En réflexion...

LE RESSENTI JUSTIFIE PAR LA RAISON PENSANTE

I

On parle beaucoup du ressenti.

C’est un terme qui recouvre souvent sans distinctions tout le monde de l’émotionnel. On entend de plus en plus son emploi à tout propos sans qu’on sache ce qu’il recouvre exactement. On va jusqu’à en faire un critère de vérité : « C’est vrai puisque je le ressens ».Ce « je » devient alors souverain dans la tête de gens pour lesquels le ressentirecouvre leur monde. Celui de leur subjectivité. Une subjectivité toujours autre que celle des autres. A chacun sa vérité donc puisqu’il le ressent !

Quant à la raison qui pense, elle est reléguée au seul monde de la science. On oppose même les deux domaines au profit de l’émotionnel puisqu’il est toujours personnel. Les critères objectifs s’effacent donc. Là est le problème.

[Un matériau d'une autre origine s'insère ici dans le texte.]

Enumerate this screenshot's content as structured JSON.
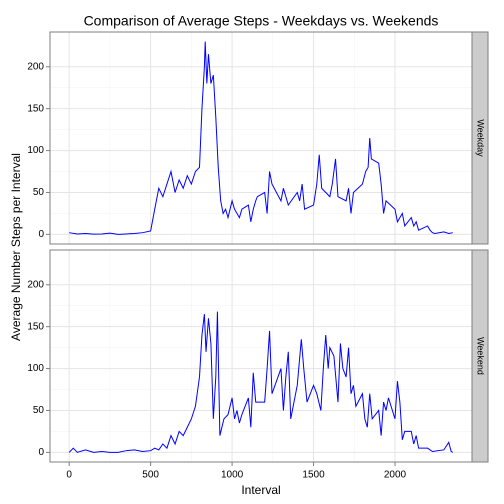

Un exemple : le mouvement « woke » et ses variantes est devenu depuis peu un instrument pour disqualifier des personnes au nom de la discrimination dont il se réclame. On aboutit à ceci : « Ton orientation sexuelle, la couleur de ta peau, le poids de ton corps, c’est ton droit ! Le seul critère du droit réclamé, c’est ton ressenti et pas un droit universellement reconnu avec des critères rationnels. » On nage alors en pleine confusion et c’est ainsi qu’on en vient par exemple à détruire des statues érigées voici longtemps sur la place publique ou au musée parce qu’elles furent l’œuvre d’un être jugé raciste, bouddhiste ou chrétien ( par ex. la persécution des chrétiens du Moyen Orient perpétrée par des Djihadistes ou la destruction par les mêmes des statues des grands Bouddhas de Bamian ).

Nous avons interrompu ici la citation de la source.